This project explores the relationship between study hours per week, levels of parental support, and student performance. By utilizing regression analysis, the project aims to identify the strength of these relationships and provide actionable insights for educators. An interactive dashboard is included to visualize the correlations and help educators make informed decisions to improve student outcomes.
The goal of this project is to analyze how study hours and parental support impact students' academic performance. We leverage machine learning techniques to perform regression analysis, providing educators with insights on how these factors correlate with student success. The interactive dashboard allows users to explore these relationships dynamically.
The dataset used in this project includes the following features:
- Study Hours per Week: The number of hours students spend studying each week.
- Parental Support: Levels of parental support categorized as low, medium, and high.
- Previous Grade: Measured through student grades or standardized test scores.
- Extra Curricular Activities: The number of ECA participated by the students.
- Attendance: The percentage of classes attended by the student.
The data is preprocessed and split into training and testing sets for regression analysis.

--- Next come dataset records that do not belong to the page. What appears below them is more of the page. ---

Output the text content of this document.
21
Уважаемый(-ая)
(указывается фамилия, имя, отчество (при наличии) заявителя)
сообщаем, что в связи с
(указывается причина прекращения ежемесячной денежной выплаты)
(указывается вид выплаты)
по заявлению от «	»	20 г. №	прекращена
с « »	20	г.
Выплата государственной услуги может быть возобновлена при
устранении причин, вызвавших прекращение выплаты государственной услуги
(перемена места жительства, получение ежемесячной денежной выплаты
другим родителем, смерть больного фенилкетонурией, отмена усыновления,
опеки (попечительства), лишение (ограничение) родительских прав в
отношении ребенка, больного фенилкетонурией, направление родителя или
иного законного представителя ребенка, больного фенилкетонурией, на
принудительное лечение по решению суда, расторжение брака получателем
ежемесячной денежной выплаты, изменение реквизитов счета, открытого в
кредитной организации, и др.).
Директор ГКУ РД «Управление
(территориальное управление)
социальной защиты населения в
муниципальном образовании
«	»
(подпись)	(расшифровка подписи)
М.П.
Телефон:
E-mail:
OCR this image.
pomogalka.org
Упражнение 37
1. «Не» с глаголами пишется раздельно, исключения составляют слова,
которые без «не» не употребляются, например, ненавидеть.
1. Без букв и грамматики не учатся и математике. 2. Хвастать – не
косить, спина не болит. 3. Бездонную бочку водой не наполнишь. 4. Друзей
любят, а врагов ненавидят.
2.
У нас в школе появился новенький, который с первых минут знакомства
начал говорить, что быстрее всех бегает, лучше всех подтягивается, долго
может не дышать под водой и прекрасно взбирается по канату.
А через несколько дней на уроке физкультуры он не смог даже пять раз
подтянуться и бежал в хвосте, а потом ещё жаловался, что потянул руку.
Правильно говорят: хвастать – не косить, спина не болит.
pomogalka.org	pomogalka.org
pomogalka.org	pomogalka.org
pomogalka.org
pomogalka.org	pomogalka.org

Follow these steps to set up the project:
- Create Virtual Environment
python -m venv venv
- Activate Virtual Enviroment
- On windows
venv\Scripts\activate
- On macOS/Linux:
source venv/bin/activate
- On windows
- Install Dependencies
pip install -r requirements.txt
Then you are good to go.
Usage: When the user submits the form, the form fields are sent as request text to the API. Then the API predicts the academic performance and returns the response/ prediction for the provided features.
For running the frontend script, first open the main directory and then navigate to frontend folder then open the index.html file by double click on it.
For running the backend, open the main directory in command line, then activate the virtual environment, then type
uvicorn api:app --reload
If uvicorn is not installed install uvicorn by typing
pip install uvicorn
For all of this to work the virtual environment should be properly setup.